Version 1 is timestamp/MAC based UUIDs, like Data::UUID provides.
They reveal time and host information, so they may be considered a security risk.
Version 2 is described here
<http://www.opengroup.org/onlinepubs/9696989899/chap5.htm#tagcjh_08_02_01_01>. It is similar to version 1 but considered more secure.
Version 4 is based just on random data. This is not guaranteed to
be high quality random data, but usually is supposed to be.
On MacOS X "getpid" is called before UUID generation, to ensure
UUIDs are unique accross forks. Behavior on other platforms may
vary.
uuid_to_binary $str_or_bin
Converts a UUID from string or binary format to binary format.
Returns undef on a non UUID argument.
uuid_to_string $str_or_bin
Converts a UUID from string or binary format to string format.
Returns undef on a non UUID argument.
uuid_eq $str_or_bin, $str_or_bin
Checks if two UUIDs are equivalent. Returns true if they are, or
false if they aren't.
Returns undef on non UUID arguments.
uuid_compare $str_or_bin, $str_or_bin
Returns -1, 0 or 1 depending on the lexicographical order of the
UUID. This works like the "cmp" builtin.
Returns undef on non UUID arguments.
new_dce_uuid_string
new_dce_uuid_binary
These two subroutines are a little hackish in that they take no
arguments but also do not validate the arguments, so they can be
abused as methods:

package MyFoo;
use Data::UUID::LibUUID (
new_dce_uuid_string => { -as "generate_uuid" },
);
sub yadda {
my $self = shift;
my $id = $self->generate_uuid;
}
This allows the ID generation code to be subclassed, but still
keeps the hassle down to a minimum. DCE is UUID version two
specification.
ascending_ident
Creates a lexically ascending identifier containing a UUID, high
resolution timestamp, and a counter.
This is not a UUID (it's longer), but if you can store variable
length identifier (and exposing the system clock is not an issue)
they can be used to create an identifier that is both universally
unique, and lexically increasing.
Note that while the identifiers are universally unique, there is no universal ordering (that would require synchronization), so
identifiers generated on different machines or even different
process/thread could have IDs which interleave.

TODO

o Consider bundling libuuid for when no system "uuid.h" exists.

SEE ALSO

Data::GUID, Data::UUID, UUID, <http://e2fsprogs.sourceforge.net/>

VERSION CONTROL

This module is maintained using Darcs.
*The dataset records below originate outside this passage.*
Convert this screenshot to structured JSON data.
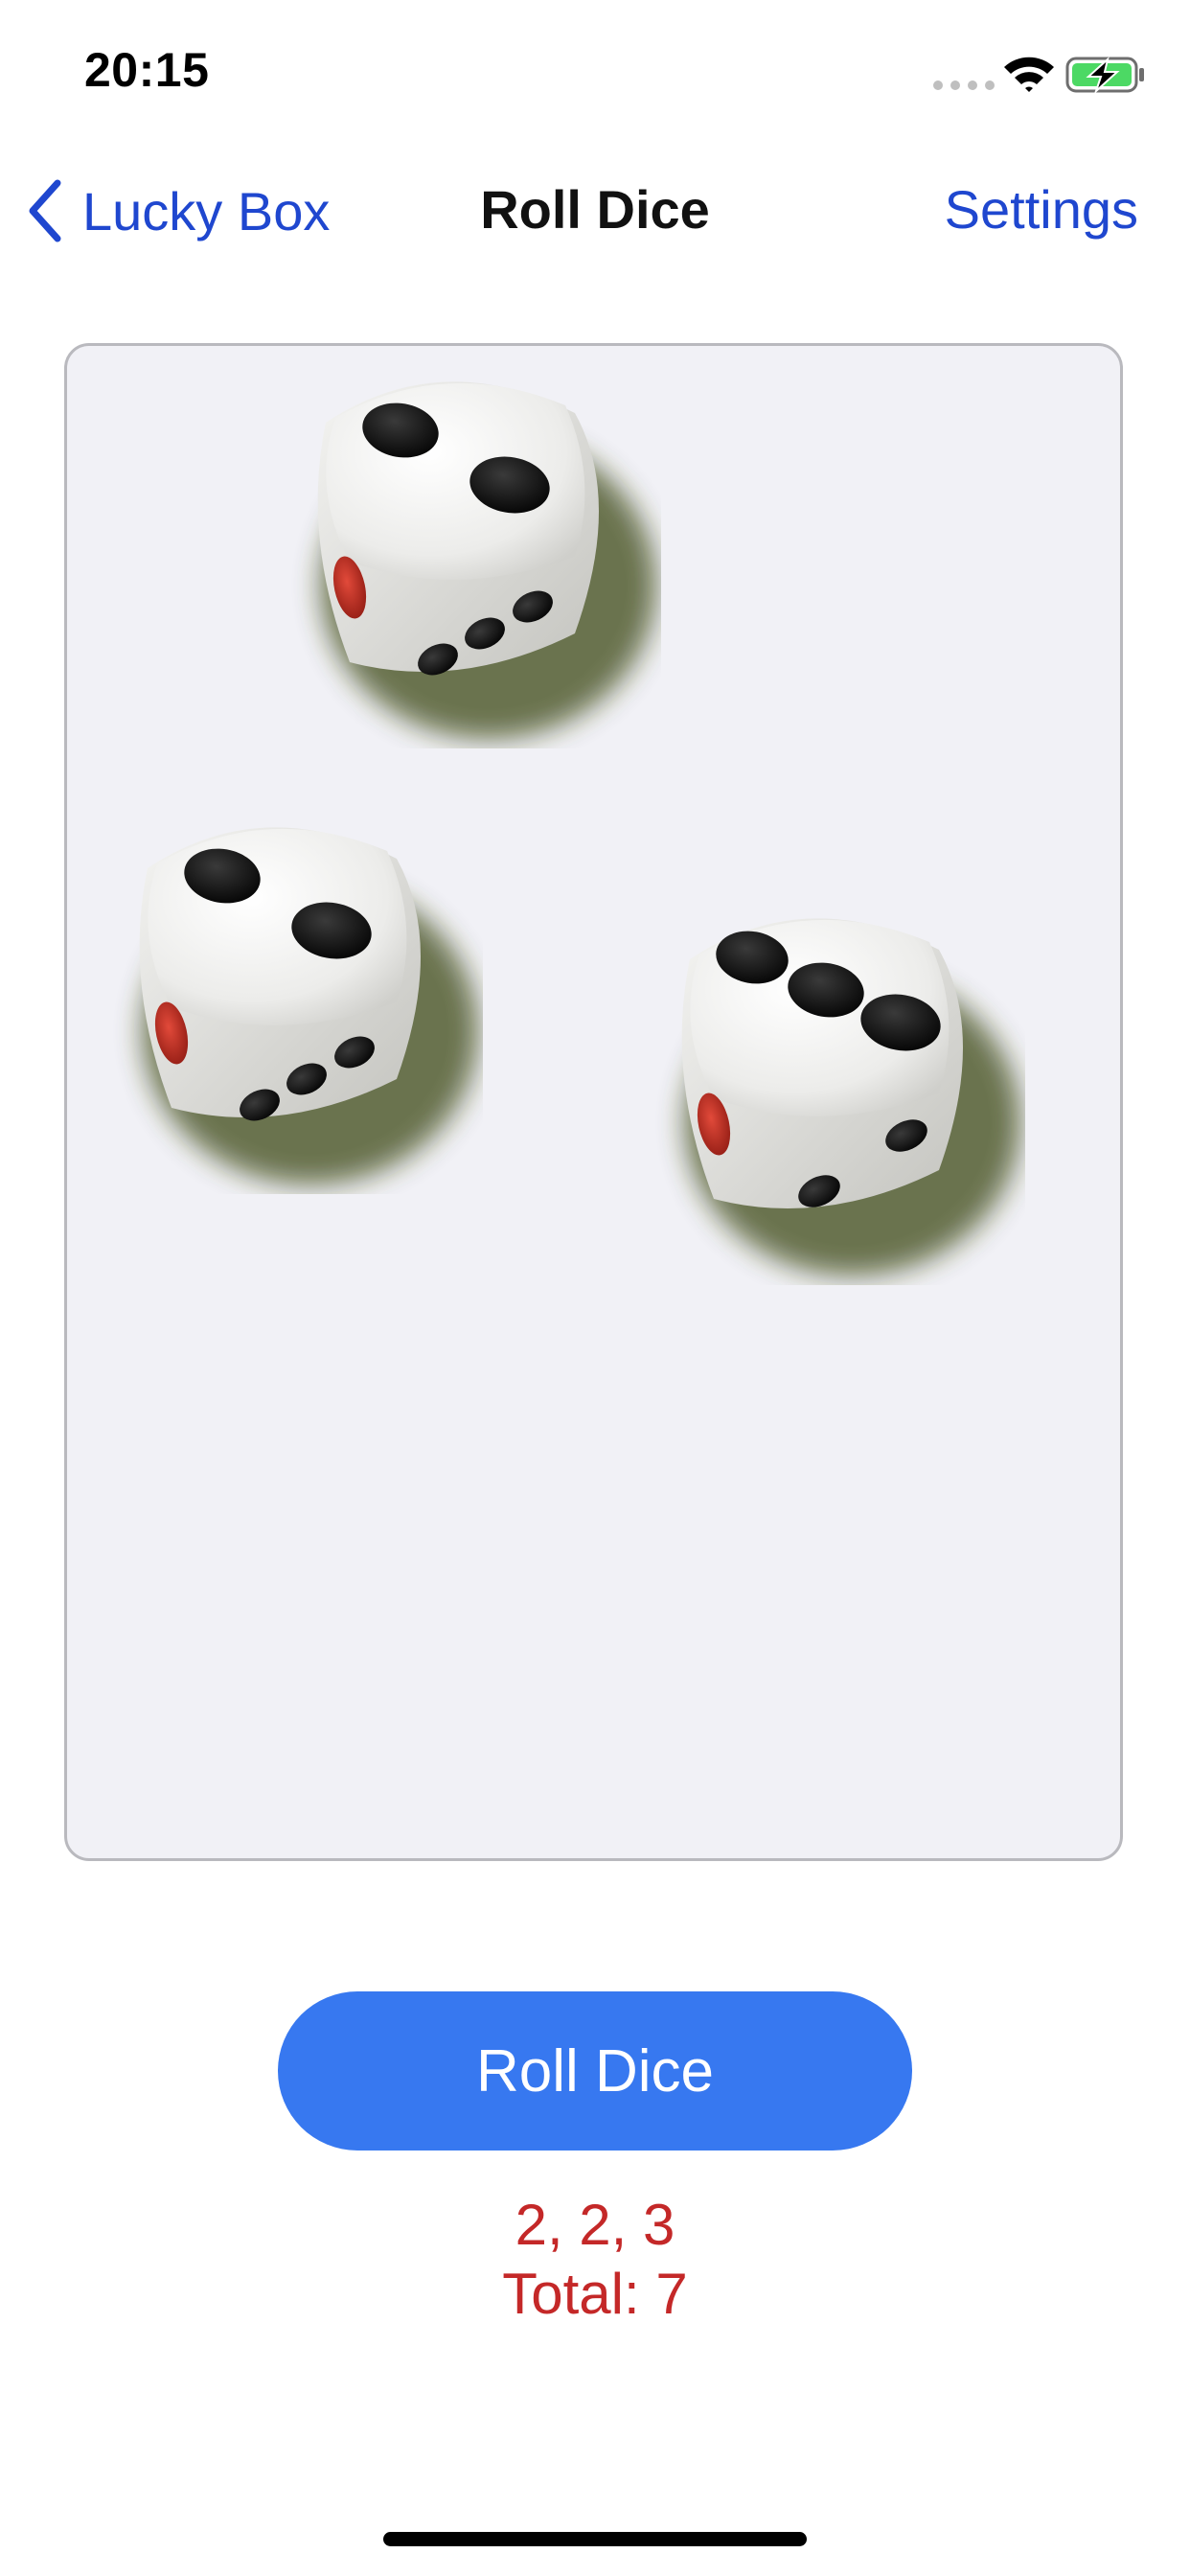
{
  "status_bar": {
    "time": "20:15",
    "icons": [
      "signal-icon",
      "wifi-icon",
      "battery-charging-icon"
    ],
    "battery_color": "#4cd964"
  },
  "nav": {
    "back_label": "Lucky Box",
    "title": "Roll Dice",
    "right_label": "Settings",
    "tint_color": "#1f47cf"
  },
  "dice_area": {
    "dice": [
      {
        "name": "die-1",
        "top_face": 2
      },
      {
        "name": "die-2",
        "top_face": 2
      },
      {
        "name": "die-3",
        "top_face": 3
      }
    ]
  },
  "action": {
    "button_label": "Roll Dice",
    "button_color": "#3778f0"
  },
  "result": {
    "values_text": "2, 2, 3",
    "total_text": "Total: 7",
    "color": "#c42828"
  }
}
You can get the latest version
from <http://nothingmuch.woobling.org/code>, and use "darcs send" to
commit changes.

AUTHOR

Yuval Kogman <nothingmuch@woobling.org>

COPYRIGHT

Copyright (c) 2008 Yuval Kogman. All rights reserved
This program is free software; you can redistribute
it and/or modify it under the same terms as Perl itself.